19 months ago: It's a dirty deed anywhere and even dirtier that only the poor are approached, because they know they are desperate.

I don't believe in the afterlife either. I mean, we don't know, do we? That's why: punishment here, now.

bam.
Altruist
Altruist
Eugene, OR
19 months ago: I think we should always try to learn from our mistakes. One of the most important lessons we should learn from this is that if they can get away with it people will abuse other people they consider inferior. The Germans considered the Jews inferior and did horrendous things to them.

We intentionally gave blacks in this country venereal disease, and when we set up a puppet government in Guatemala we experimented on them, because we knew that people in this country would never consent to such atrocious experiments. It's OK to exploit foreigners though.
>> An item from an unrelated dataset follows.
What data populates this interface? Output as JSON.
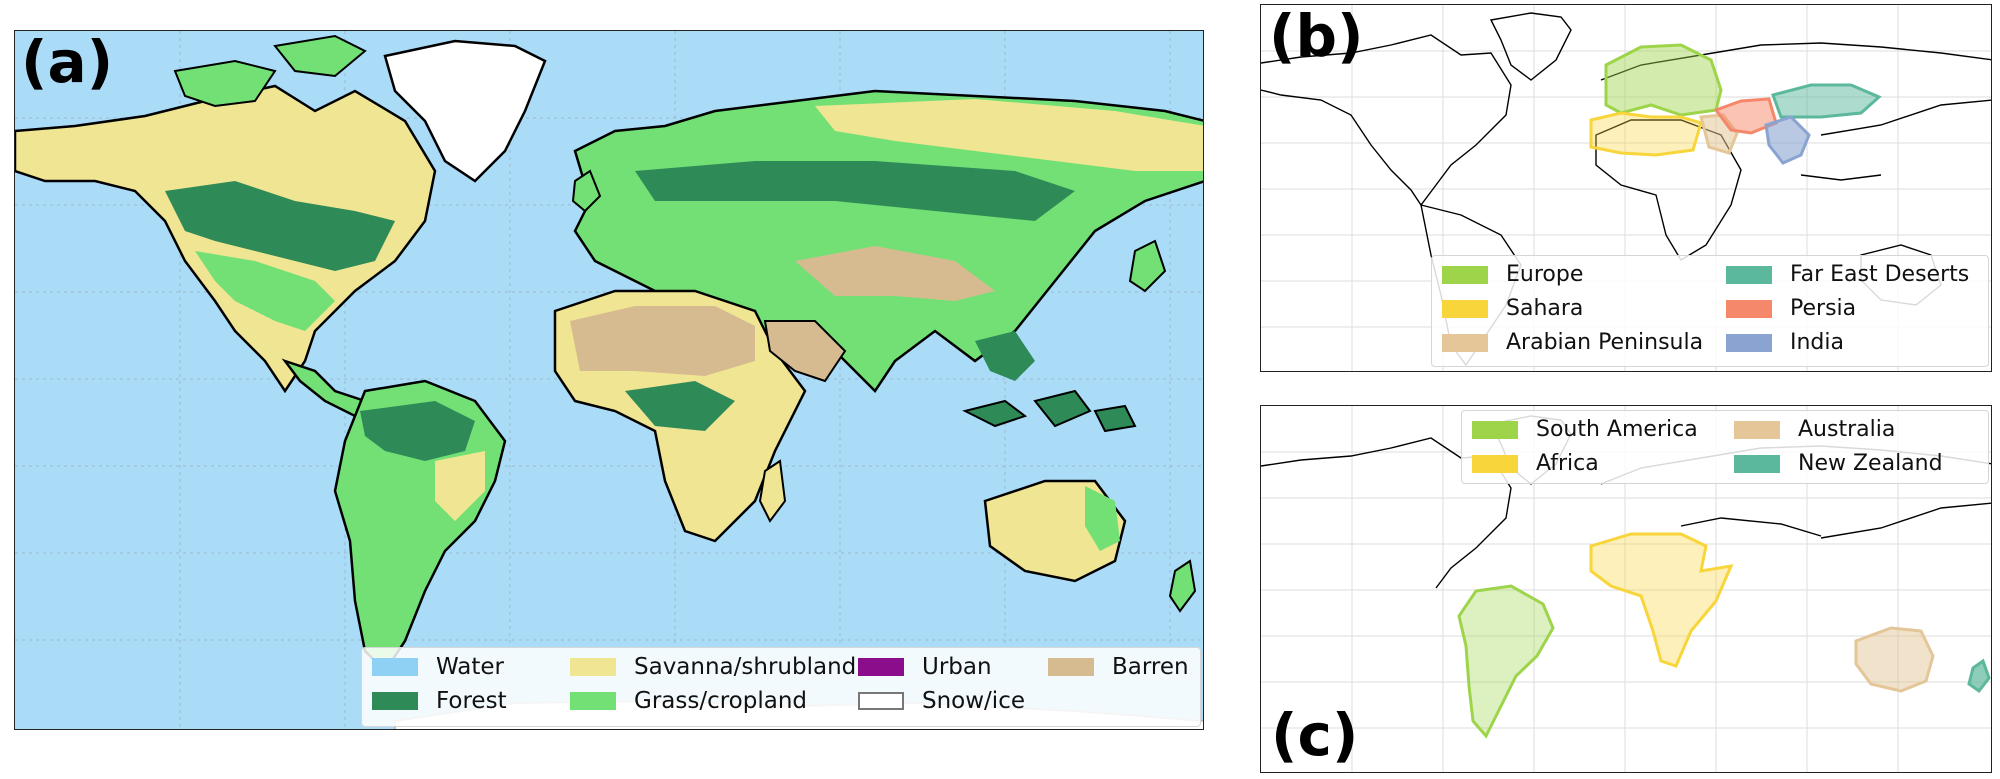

In this country we tend to see Americans as worth a lot more than foreigners, and as humans worth a lot more than other creatures, so we also experiment on primates and other animals.

We should never consider the perceived superiority of one creature over another, we should consider the rights of all, even the lesser of god's creatures, and treat them well.
19 months ago: I've come to expect that there are different standards that people of different social classes are held accountable too by different people. I've never accepted this as fair but I have come to expect it.